With high quality, clean freshwater habitats, the Irfon has one of Wales’ last three remaining populations of the internationally-endangered Freshwater Pearl Mussel, a species on the verge of extinction in Wales. This project will enhance efforts to save this population, as well as supporting other declining freshwater species, such as Atlantic Salmon, Sea Lamprey and Curlew, as well as Red-listed plants.

The project will create two new jobs in the area and provide opportunities for two new trainees to develop the skills for a career in conservation.

This new project begins as the charity starts to build the Freshwater Network – a national network of wilder, wetter, cleaner, more connected habitats to reverse the decline in freshwater biodiversity.

Freshwater Habitats Trust has been working in the Irfon catchment since 2020, and for many years in other parts of Wales. Through its Welsh Government funded Irfon Catchment Resilient Freshwater Habitats project, the charity has collaborated with local landowners and communities to monitor water quality and carry out species monitoring.

The Irfon landscape
The Irfon landscape in all its glory (Image supplied)

Freshwater Habitats Trust CEO Professor Jeremy Biggs said: “Freshwaters are among the most threated part of the natural environment.
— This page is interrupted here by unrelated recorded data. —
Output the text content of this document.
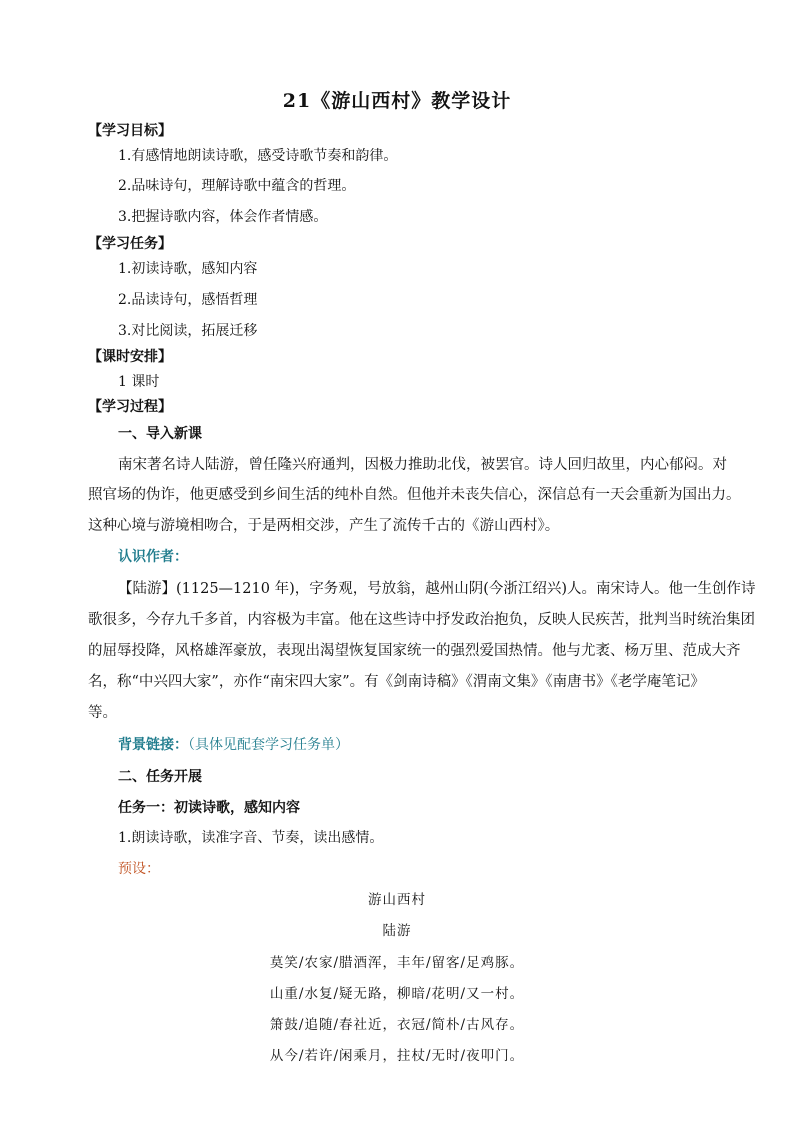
21《游山西村》教学设计
【学习目标】
1.有感情地朗读诗歌，感受诗歌节奏和韵律。
2.品味诗句，理解诗歌中蕴含的哲理。
3.把握诗歌内容，体会作者情感。
【学习任务】
1.初读诗歌，感知内容
2.品读诗句，感悟哲理
3.对比阅读，拓展迁移
【课时安排】
1 课时
【学习过程】
一、导入新课
南宋著名诗人陆游，曾任隆兴府通判，因极力推助北伐，被罢官。诗人回归故里，内心郁闷。对
照官场的伪诈，他更感受到乡间生活的纯朴自然。但他并未丧失信心，深信总有一天会重新为国出力。
这种心境与游境相吻合，于是两相交涉，产生了流传千古的《游山西村》。
认识作者：
【陆游】(1125—1210 年)，字务观，号放翁，越州山阴(今浙江绍兴)人。南宋诗人。他一生创作诗
歌很多，今存九千多首，内容极为丰富。他在这些诗中抒发政治抱负，反映人民疾苦，批判当时统治集团
的屈辱投降，风格雄浑豪放，表现出渴望恢复国家统一的强烈爱国热情。他与尤袤、杨万里、范成大齐
名，称“中兴四大家”，亦作“南宋四大家”。有《剑南诗稿》《渭南文集》《南唐书》《老学庵笔记》
等。
背景链接：（具体见配套学习任务单）
二、任务开展
任务一：初读诗歌，感知内容
1.朗读诗歌，读准字音、节奏，读出感情。
预设：
游山西村
陆游
莫笑/农家/腊酒浑，丰年/留客/足鸡豚。
山重/水复/疑无路，柳暗/花明/又一村。
箫鼓/追随/春社近，衣冠/简朴/古风存。
从今/若许/闲乘月，拄杖/无时/夜叩门。
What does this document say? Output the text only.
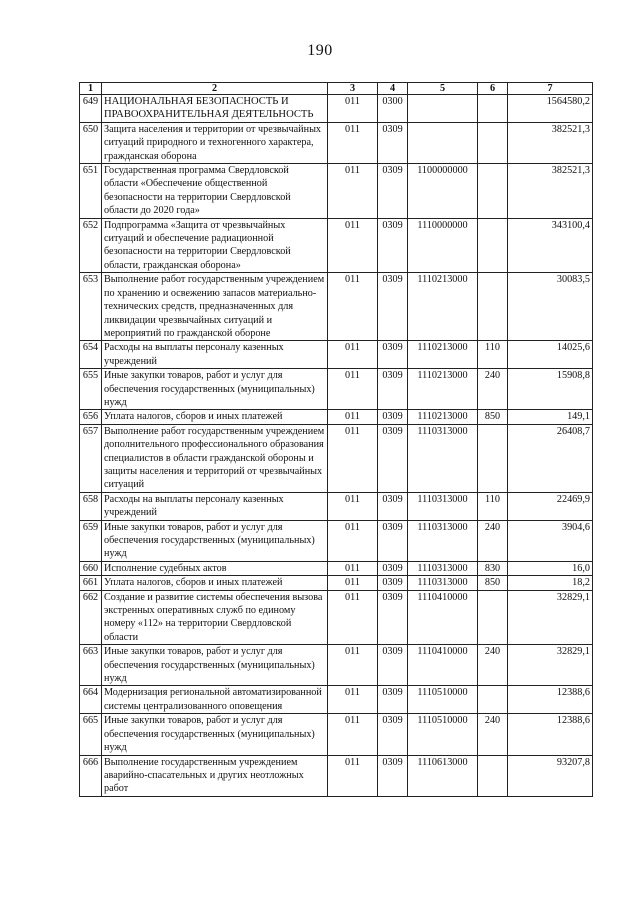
190
1	2	3	4	5	6	7
649	НАЦИОНАЛЬНАЯ БЕЗОПАСНОСТЬ И ПРАВООХРАНИТЕЛЬНАЯ ДЕЯТЕЛЬНОСТЬ	011	0300			1564580,2
650	Защита населения и территории от чрезвычайных ситуаций природного и техногенного характера, гражданская оборона	011	0309			382521,3
651	Государственная программа Свердловской области «Обеспечение общественной безопасности на территории Свердловской области до 2020 года»	011	0309	1100000000		382521,3
652	Подпрограмма «Защита от чрезвычайных ситуаций и обеспечение радиационной безопасности на территории Свердловской области, гражданская оборона»	011	0309	1110000000		343100,4
653	Выполнение работ государственным учреждением по хранению и освежению запасов материально-технических средств, предназначенных для ликвидации чрезвычайных ситуаций и мероприятий по гражданской обороне	011	0309	1110213000		30083,5
654	Расходы на выплаты персоналу казенных учреждений	011	0309	1110213000	110	14025,6
655	Иные закупки товаров, работ и услуг для обеспечения государственных (муниципальных) нужд	011	0309	1110213000	240	15908,8
656	Уплата налогов, сборов и иных платежей	011	0309	1110213000	850	149,1
657	Выполнение работ государственным учреждением дополнительного профессионального образования специалистов в области гражданской обороны и защиты населения и территорий от чрезвычайных ситуаций	011	0309	1110313000		26408,7
658	Расходы на выплаты персоналу казенных учреждений	011	0309	1110313000	110	22469,9
659	Иные закупки товаров, работ и услуг для обеспечения государственных (муниципальных) нужд	011	0309	1110313000	240	3904,6
660	Исполнение судебных актов	011	0309	1110313000	830	16,0
661	Уплата налогов, сборов и иных платежей	011	0309	1110313000	850	18,2
662	Создание и развитие системы обеспечения вызова экстренных оперативных служб по единому номеру «112» на территории Свердловской области	011	0309	1110410000		32829,1
663	Иные закупки товаров, работ и услуг для обеспечения государственных (муниципальных) нужд	011	0309	1110410000	240	32829,1
664	Модернизация региональной автоматизированной системы централизованного оповещения	011	0309	1110510000		12388,6
665	Иные закупки товаров, работ и услуг для обеспечения государственных (муниципальных) нужд	011	0309	1110510000	240	12388,6
666	Выполнение государственным учреждением аварийно-спасательных и других неотложных работ	011	0309	1110613000		93207,8
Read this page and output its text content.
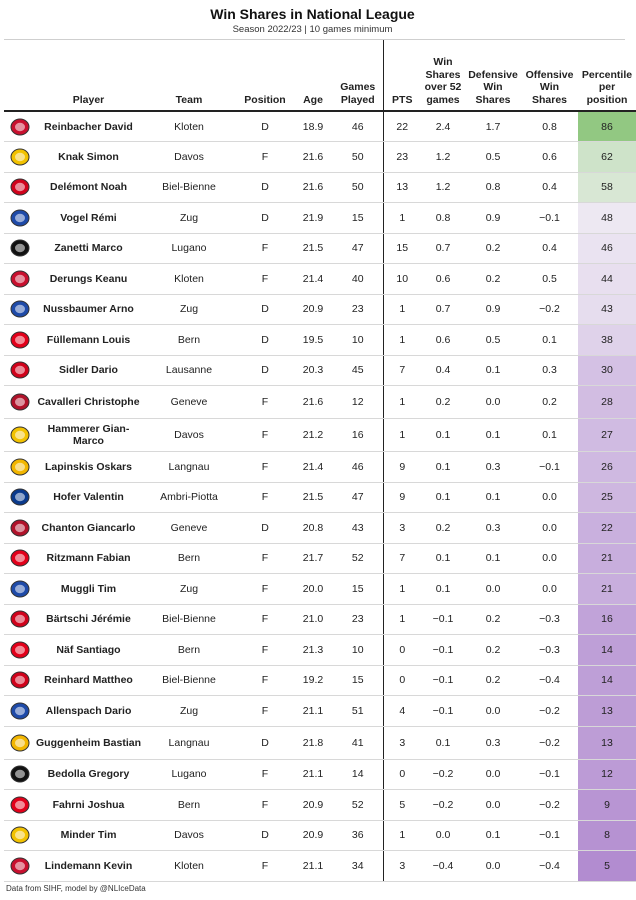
Win Shares in National League
Season 2022/23 | 10 games minimum
	Player	Team	Position	Age	Games Played	PTS	Win Shares over 52 games	Defensive Win Shares	Offensive Win Shares	Percentile per position

	Reinbacher David	Kloten	D	18.9	46	22	2.4	1.7	0.8	86

	Knak Simon	Davos	F	21.6	50	23	1.2	0.5	0.6	62

	Delémont Noah	Biel-Bienne	D	21.6	50	13	1.2	0.8	0.4	58

	Vogel Rémi	Zug	D	21.9	15	1	0.8	0.9	−0.1	48

	Zanetti Marco	Lugano	F	21.5	47	15	0.7	0.2	0.4	46

	Derungs Keanu	Kloten	F	21.4	40	10	0.6	0.2	0.5	44

	Nussbaumer Arno	Zug	D	20.9	23	1	0.7	0.9	−0.2	43

	Füllemann Louis	Bern	D	19.5	10	1	0.6	0.5	0.1	38

	Sidler Dario	Lausanne	D	20.3	45	7	0.4	0.1	0.3	30

	Cavalleri Christophe	Geneve	F	21.6	12	1	0.2	0.0	0.2	28

	Hammerer Gian-Marco	Davos	F	21.2	16	1	0.1	0.1	0.1	27

	Lapinskis Oskars	Langnau	F	21.4	46	9	0.1	0.3	−0.1	26

	Hofer Valentin	Ambri-Piotta	F	21.5	47	9	0.1	0.1	0.0	25

	Chanton Giancarlo	Geneve	D	20.8	43	3	0.2	0.3	0.0	22

	Ritzmann Fabian	Bern	F	21.7	52	7	0.1	0.1	0.0	21

	Muggli Tim	Zug	F	20.0	15	1	0.1	0.0	0.0	21

	Bärtschi Jérémie	Biel-Bienne	F	21.0	23	1	−0.1	0.2	−0.3	16

	Näf Santiago	Bern	F	21.3	10	0	−0.1	0.2	−0.3	14

	Reinhard Mattheo	Biel-Bienne	F	19.2	15	0	−0.1	0.2	−0.4	14

	Allenspach Dario	Zug	F	21.1	51	4	−0.1	0.0	−0.2	13

	Guggenheim Bastian	Langnau	D	21.8	41	3	0.1	0.3	−0.2	13

	Bedolla Gregory	Lugano	F	21.1	14	0	−0.2	0.0	−0.1	12

	Fahrni Joshua	Bern	F	20.9	52	5	−0.2	0.0	−0.2	9

	Minder Tim	Davos	D	20.9	36	1	0.0	0.1	−0.1	8

	Lindemann Kevin	Kloten	F	21.1	34	3	−0.4	0.0	−0.4	5
Data from SIHF, model by @NLIceData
Recent controversy over the condition of freshwaters in Wales has emphasised how, even in a comparatively rural landscape, these habitats face considerable pressures from land and water use.

“In the Irfon catchment we have an opportunity to make a difference. The catchment still has many clean water habitats and a wide range of freshwater species. By acting now to reduce pollution and create and restore habitats, we can protect the catchment from further decline.
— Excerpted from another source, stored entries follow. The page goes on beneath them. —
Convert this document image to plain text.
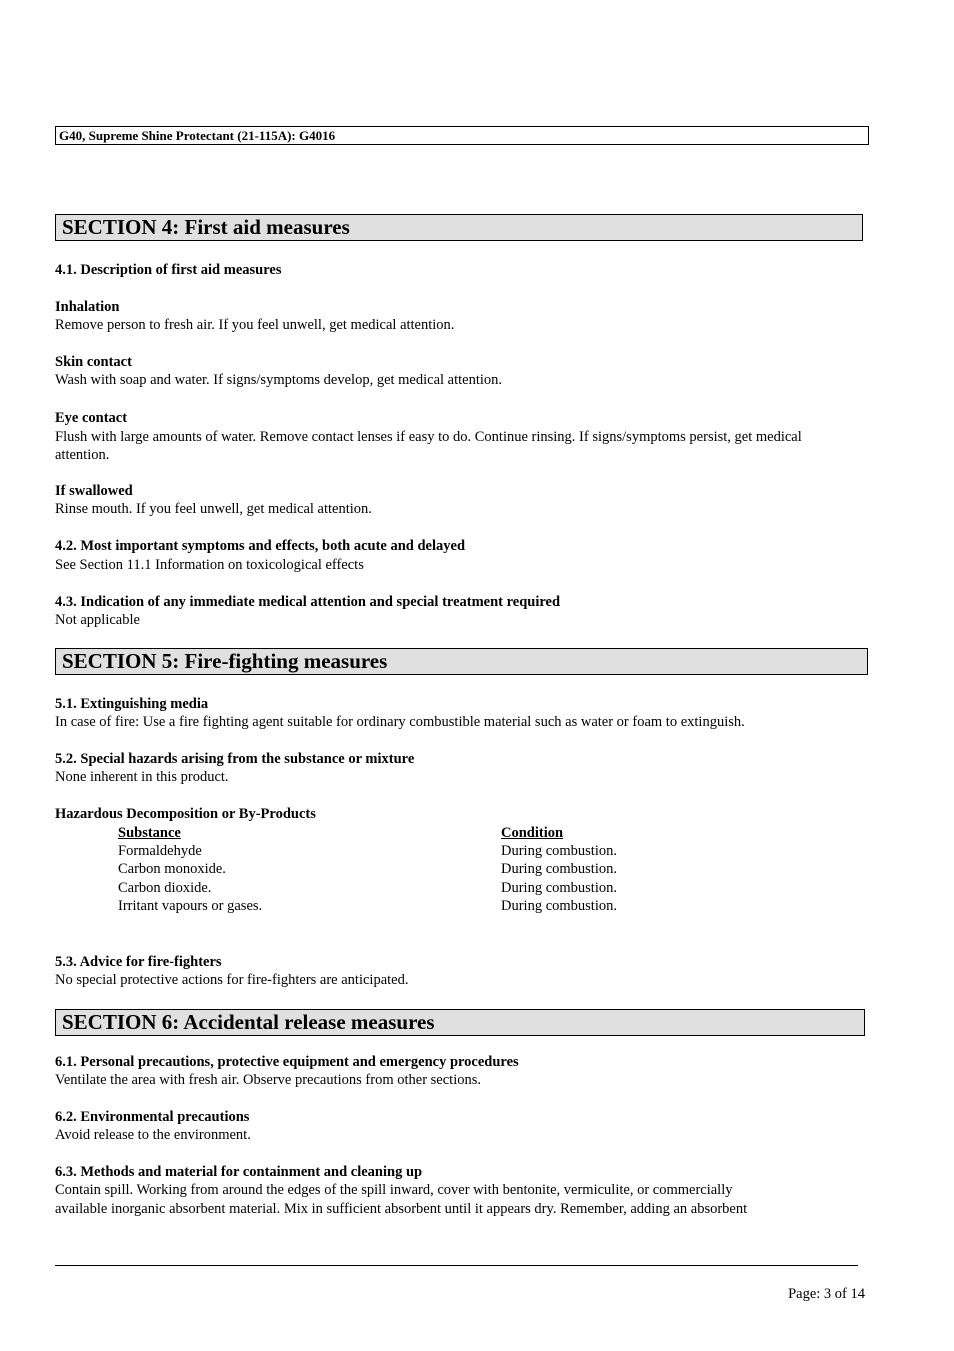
G40, Supreme Shine Protectant (21-115A): G4016
SECTION 4: First aid measures
4.1. Description of first aid measures
Inhalation
Remove person to fresh air. If you feel unwell, get medical attention.
Skin contact
Wash with soap and water. If signs/symptoms develop, get medical attention.
Eye contact
Flush with large amounts of water. Remove contact lenses if easy to do. Continue rinsing. If signs/symptoms persist, get medical attention.
If swallowed
Rinse mouth. If you feel unwell, get medical attention.
4.2. Most important symptoms and effects, both acute and delayed
See Section 11.1 Information on toxicological effects
4.3. Indication of any immediate medical attention and special treatment required
Not applicable
SECTION 5: Fire-fighting measures
5.1. Extinguishing media
In case of fire: Use a fire fighting agent suitable for ordinary combustible material such as water or foam to extinguish.
5.2. Special hazards arising from the substance or mixture
None inherent in this product.
Hazardous Decomposition or By-Products
Substance	Condition
Formaldehyde	During combustion.
Carbon monoxide.	During combustion.
Carbon dioxide.	During combustion.
Irritant vapours or gases.	During combustion.
5.3. Advice for fire-fighters
No special protective actions for fire-fighters are anticipated.
SECTION 6: Accidental release measures
6.1. Personal precautions, protective equipment and emergency procedures
Ventilate the area with fresh air. Observe precautions from other sections.
6.2. Environmental precautions
Avoid release to the environment.
6.3. Methods and material for containment and cleaning up
Contain spill. Working from around the edges of the spill inward, cover with bentonite, vermiculite, or commercially
available inorganic absorbent material. Mix in sufficient absorbent until it appears dry. Remember, adding an absorbent
Page: 3 of 14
“We are very grateful to our funders for giving us the opportunity to build on our previous work in the River Irfon catchment and to the many local people, who are supporting us to improve the freshwater environment for wildlife and people.”

Geraint Watkins, chair of the project added: “We welcome this new funding to continue our work in the Irfon catchment. Through this project we will continue involving the farming and rural community in protect wildlife and reduce water pollution. We’ll also focus on increasing local awareness of the water environment as well as creating new habitats for freshwater wildlife.”